Figure 3. Estrogen and anti-estrogen regulation of ERα-AIB1 mediated luciferase fragment complementation.

293 cells were transiently transfected with N-S-AR and EL-S-C (A, C, E, and G) or N-EL and AR-S-C (B, D, F, and H). (A, B) Transfected cells were treated with vehicle (V) or increasing concentrations of E2 for 48 hours prior to quantification of luciferase activities. (C–F) Transfected cells were treated with vehicle (V) or 1 nM E2, in the absence (E2) or presence of increasing concentrations of OHT (C, D) or ICI (E, F) for 48 hours. In all cases data are expressed as firefly luciferase activity normalized to Renilla luciferase activity (± SEM of triplicates). ANOVA was used to determine statistical significance relative to vehicle (A,B) or E2 treatment (C–F; *** p≤0.001, ** p≤0.01, * p≤0.05). (G, H) Lysates from cells treated with vehicle or 1 μM E2, OHT or ICI for 48 hours were immunoblotted using antibodies for ERα, AIB1 or β-actin.

Figure 4. AIB1-ERα mediated luciferase fragment complementation is modulated by mutations in helix 12 of the ER-LBD.

293 cells were transiently transfected with N-S-AR (A) or AR-S-C (B) and reciprocal ER-LBD fusion constructs which were mutated to be constitutively active (Y537S; white bars) or incapable of interacting with AIB1 (L539A/L540A; black bars). Cells were treated with vehicle (V) or increasing concentrations of E2 for 48 hours prior to quantification of luciferase activities. Graphs indicate the ratio of firefly to Renilla luciferase activity (± SEM of triplicates). Western blots using antibodies for ERα were used to determine expression levels of the ER-LBD fusion protein mutants.

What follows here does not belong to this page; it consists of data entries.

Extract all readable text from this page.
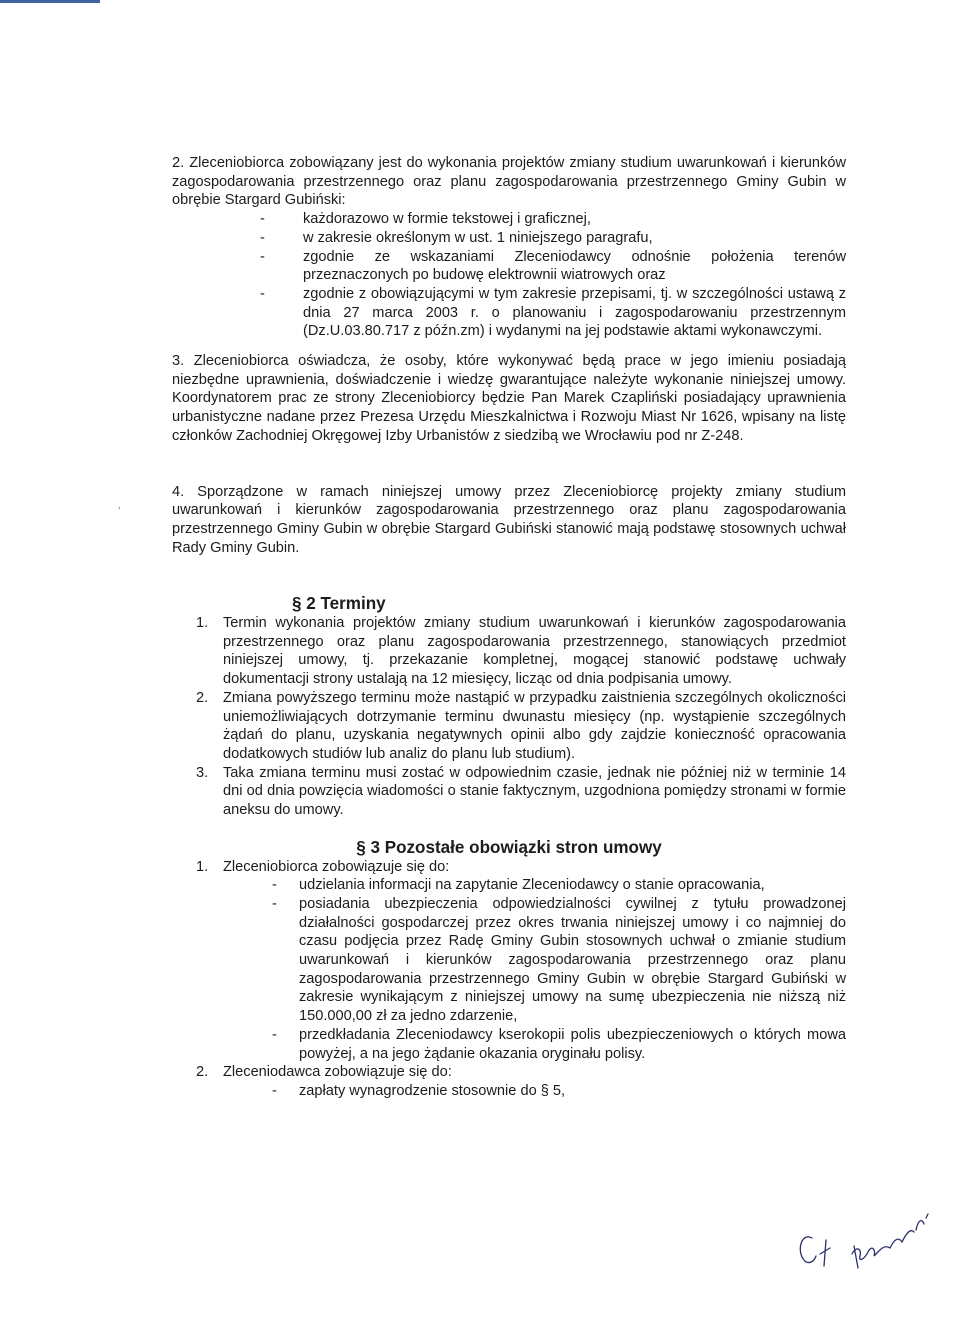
ʼ

2. Zleceniobiorca zobowiązany jest do wykonania projektów zmiany studium uwarunkowań i kierunków zagospodarowania przestrzennego oraz planu zagospodarowania przestrzennego Gminy Gubin w obrębie Stargard Gubiński:

- każdorazowo w formie tekstowej i graficznej,
- w zakresie określonym w ust. 1 niniejszego paragrafu,
- zgodnie ze wskazaniami Zleceniodawcy odnośnie położenia terenów przeznaczonych po budowę elektrownii wiatrowych oraz
- zgodnie z obowiązującymi w tym zakresie przepisami, tj. w szczególności ustawą z dnia 27 marca 2003 r. o planowaniu i zagospodarowaniu przestrzennym (Dz.U.03.80.717 z późn.zm) i wydanymi na jej podstawie aktami wykonawczymi.

3. Zleceniobiorca oświadcza, że osoby, które wykonywać będą prace w jego imieniu posiadają niezbędne uprawnienia, doświadczenie i wiedzę gwarantujące należyte wykonanie niniejszej umowy. Koordynatorem prac ze strony Zleceniobiorcy będzie Pan Marek Czapliński posiadający uprawnienia urbanistyczne nadane przez Prezesa Urzędu Mieszkalnictwa i Rozwoju Miast Nr 1626, wpisany na listę członków Zachodniej Okręgowej Izby Urbanistów z siedzibą we Wrocławiu pod nr Z-248.

4. Sporządzone w ramach niniejszej umowy przez Zleceniobiorcę projekty zmiany studium uwarunkowań i kierunków zagospodarowania przestrzennego oraz planu zagospodarowania przestrzennego Gminy Gubin w obrębie Stargard Gubiński stanowić mają podstawę stosownych uchwał Rady Gminy Gubin.

§ 2 Terminy
1. Termin wykonania projektów zmiany studium uwarunkowań i kierunków zagospodarowania przestrzennego oraz planu zagospodarowania przestrzennego, stanowiących przedmiot niniejszej umowy, tj. przekazanie kompletnej, mogącej stanowić podstawę uchwały dokumentacji strony ustalają na 12 miesięcy, licząc od dnia podpisania umowy.
2. Zmiana powyższego terminu może nastąpić w przypadku zaistnienia szczególnych okoliczności uniemożliwiających dotrzymanie terminu dwunastu miesięcy (np. wystąpienie szczególnych żądań do planu, uzyskania negatywnych opinii albo gdy zajdzie konieczność opracowania dodatkowych studiów lub analiz do planu lub studium).
3. Taka zmiana terminu musi zostać w odpowiednim czasie, jednak nie później niż w terminie 14 dni od dnia powzięcia wiadomości o stanie faktycznym, uzgodniona pomiędzy stronami w formie aneksu do umowy.
§ 3 Pozostałe obowiązki stron umowy
1. Zleceniobiorca zobowiązuje się do:
- udzielania informacji na zapytanie Zleceniodawcy o stanie opracowania,
- posiadania ubezpieczenia odpowiedzialności cywilnej z tytułu prowadzonej działalności gospodarczej przez okres trwania niniejszej umowy i co najmniej do czasu podjęcia przez Radę Gminy Gubin stosownych uchwał o zmianie studium uwarunkowań i kierunków zagospodarowania przestrzennego oraz planu zagospodarowania przestrzennego Gminy Gubin w obrębie Stargard Gubiński w zakresie wynikającym z niniejszej umowy na sumę ubezpieczenia nie niższą niż 150.000,00 zł za jedno zdarzenie,
- przedkładania Zleceniodawcy kserokopii polis ubezpieczeniowych o których mowa powyżej, a na jego żądanie okazania oryginału polisy.
2. Zleceniodawca zobowiązuje się do:
- zapłaty wynagrodzenie stosownie do § 5,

Figure 5. Time-course of E2 induced ERα-AIB1 luciferase fragment complementation.

293 cells transiently transfected with N-S-AR/EL-S-C (A) or N-EL/AR-S-C (B) were treated with vehicle or 1 μM E2 for 2–48 hours prior to quantification of luciferase activities. Inset graphs indicate change in luciferase activity after 15 minutes E2 incubation. Graphs show the ratio of firefly luciferase relative to Renilla luciferase activity (± SEM triplicates). ANOVA was used to determine statistical significance relative to vehicle (*** p≤0.001, ** p≤0.01).

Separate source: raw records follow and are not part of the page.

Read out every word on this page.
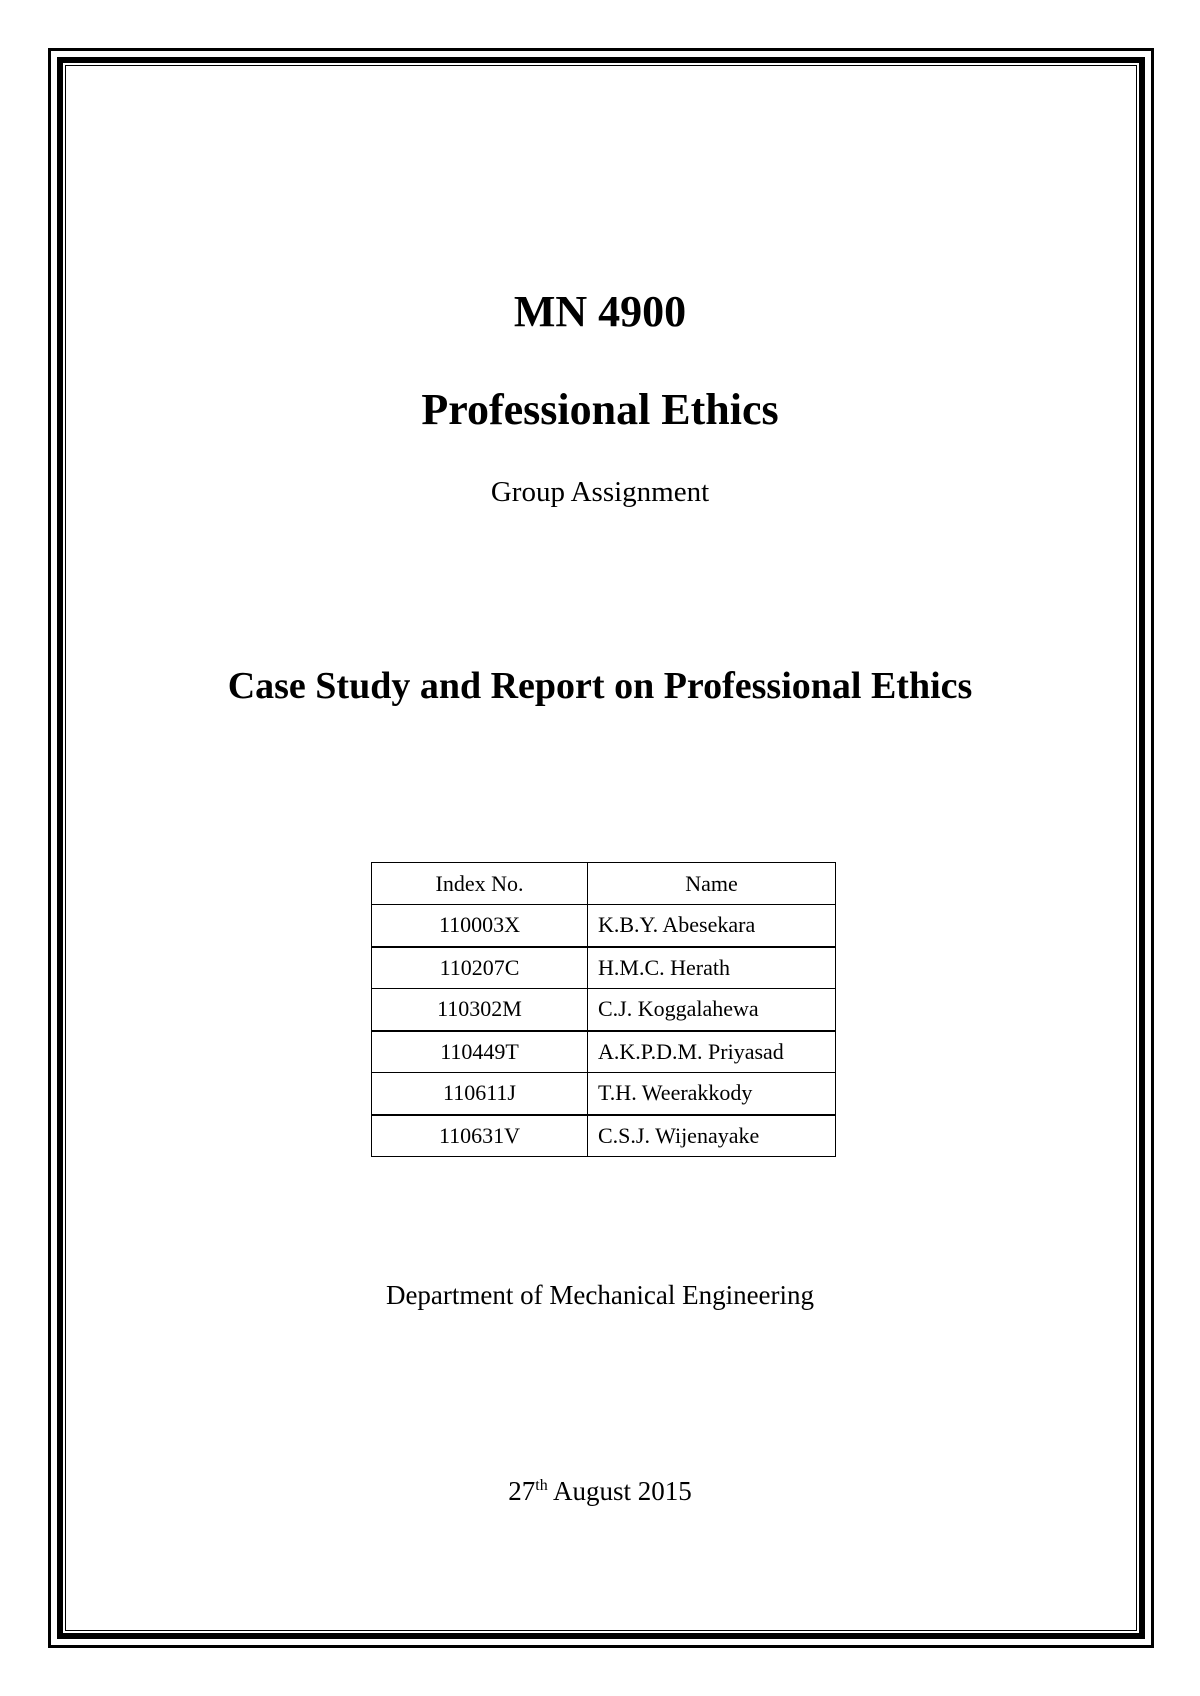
MN 4900
Professional Ethics
Group Assignment
Case Study and Report on Professional Ethics
Index No.	Name
110003X	K.B.Y. Abesekara
110207C	H.M.C. Herath
110302M	C.J. Koggalahewa
110449T	A.K.P.D.M. Priyasad
110611J	T.H. Weerakkody
110631V	C.S.J. Wijenayake
Department of Mechanical Engineering
27th August 2015
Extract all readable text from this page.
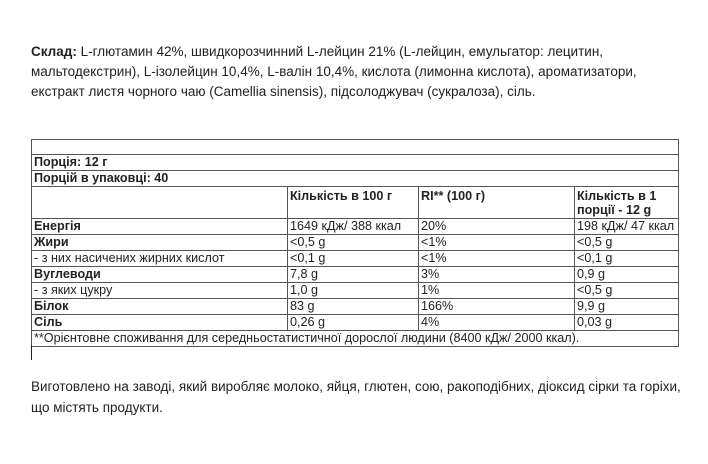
Склад: L-глютамин 42%, швидкорозчинний L-лейцин 21% (L-лейцин, емульгатор: лецитин, мальтодекстрин), L-ізолейцин 10,4%, L-валін 10,4%, кислота (лимонна кислота), ароматизатори, екстракт листя чорного чаю (Camellia sinensis), підсолоджувач (сукралоза), сіль.

Порція: 12 г			
Порцій в упаковці: 40			
	Кількість в 100 г	RI** (100 г)	Кількість в 1 порції - 12 g
Енергія	1649 кДж/ 388 ккал	20%	198 кДж/ 47 ккал
Жири	<0,5 g	<1%	<0,5 g
- з них насичених жирних кислот	<0,1 g	<1%	<0,1 g
Вуглеводи	7,8 g	3%	0,9 g
- з яких цукру	1,0 g	1%	<0,5 g
Білок	83 g	166%	9,9 g
Сіль	0,26 g	4%	0,03 g
**Орієнтовне споживання для середньостатистичної дорослої людини (8400 кДж/ 2000 ккал).			

Виготовлено на заводі, який виробляє молоко, яйця, глютен, сою, ракоподібних, діоксид сірки та горіхи, що містять продукти.
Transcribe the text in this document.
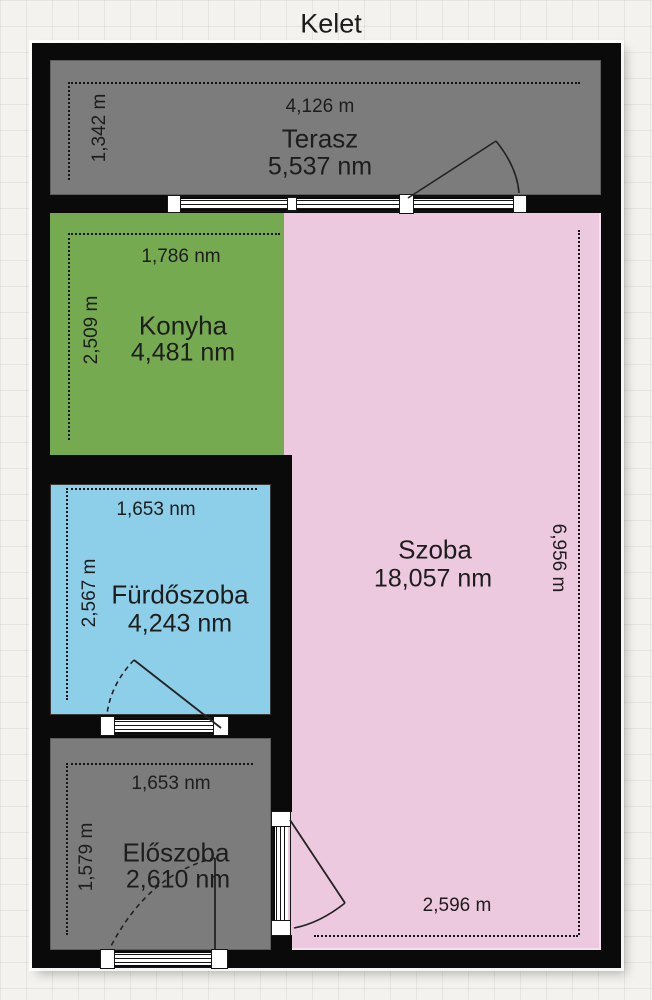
Kelet
4,126 m
Terasz
5,537 nm
1,342 m
1,786 nm
Konyha
4,481 nm
2,509 m
1,653 nm
Fürdőszoba
4,243 nm
2,567 m
1,653 nm
Előszoba
2,610 nm
1,579 m
Szoba
18,057 nm	6,956 m
2,596 m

Figure 6. Time-course of OHT modulation of E2 induced ERα-AIB1 luciferase fragment complementation.

293 cells transiently transfected with N-S-AR/EL-S-C (A) or N-EL/AR-S-C (B) were treated with vehicle or 1 nM E2 for 24 hours prior to the addition of 1 μM OHT for 2–24 hours. Inset graphs indicate change in luciferase activity after 15 minutes OHT incubation. Graphs show the ratio of firefly luciferase relative to Renilla luciferase activity (± SEM triplicates). ANOVA was used to determine statistical significance relative to E2 treatment (C,D; *** p≤0.001, **p≤0.01, * p≤0.05).

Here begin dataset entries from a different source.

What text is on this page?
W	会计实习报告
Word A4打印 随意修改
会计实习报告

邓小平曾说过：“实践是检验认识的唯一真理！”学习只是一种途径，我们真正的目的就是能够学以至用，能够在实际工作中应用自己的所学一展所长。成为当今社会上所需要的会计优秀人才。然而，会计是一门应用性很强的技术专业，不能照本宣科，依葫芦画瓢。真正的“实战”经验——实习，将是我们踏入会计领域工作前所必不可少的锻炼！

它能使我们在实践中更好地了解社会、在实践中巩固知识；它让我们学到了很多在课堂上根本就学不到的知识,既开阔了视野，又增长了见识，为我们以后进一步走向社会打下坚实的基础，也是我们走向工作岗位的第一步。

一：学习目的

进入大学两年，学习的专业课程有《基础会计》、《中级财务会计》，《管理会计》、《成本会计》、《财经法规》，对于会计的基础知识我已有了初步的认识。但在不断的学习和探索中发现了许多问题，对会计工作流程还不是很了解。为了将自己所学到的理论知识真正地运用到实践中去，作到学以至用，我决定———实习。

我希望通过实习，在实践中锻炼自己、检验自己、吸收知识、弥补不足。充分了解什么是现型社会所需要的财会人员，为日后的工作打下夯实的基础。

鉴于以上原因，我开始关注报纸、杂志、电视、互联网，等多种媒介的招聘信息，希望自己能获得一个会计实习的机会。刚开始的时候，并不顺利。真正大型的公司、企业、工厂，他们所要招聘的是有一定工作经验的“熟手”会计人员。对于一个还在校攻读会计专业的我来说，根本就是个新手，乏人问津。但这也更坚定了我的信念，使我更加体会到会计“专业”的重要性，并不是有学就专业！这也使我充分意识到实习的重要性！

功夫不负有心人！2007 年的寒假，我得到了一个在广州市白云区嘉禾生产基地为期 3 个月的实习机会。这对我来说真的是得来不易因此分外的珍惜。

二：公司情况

Figure 7. In vivo imaging of ERα-AIB1 mediated luciferase fragment complementation.

2×10⁶ N-S-AR/EL-S-C and 1×10⁷ N-EL/AR-S-C transfected 293 cells were subcutaneous implanted into the left and right flanks, respectively, of nude mice which had 0.72 mg/60 day E2 or placebo pellets implanted 7 days previously (A). Mice were treated with 5 mg ICI or vehicle (castor oil) at the time of cell implantation and 5 days before. 48 hours after cell implantation, mice were imaged with 150 mg/kg D-luciferin. Representative images (B) and quantitative data (± SEM, n = 4) are shown for N-S-AR/EL-S-C (C) and N-EL/AR-S-C (D) for each treatment group (Placebo (P) =  placebo and vehicle, ICI (I) =  placebo and ICI, E2 (E) =  E2 and vehicle, E2+ICI (E+I) = E2 and ICI). ANOVA indicates that the mean of the E2 treated groups was significantly different to all other groups (**p≤0.01, * p≤0.05).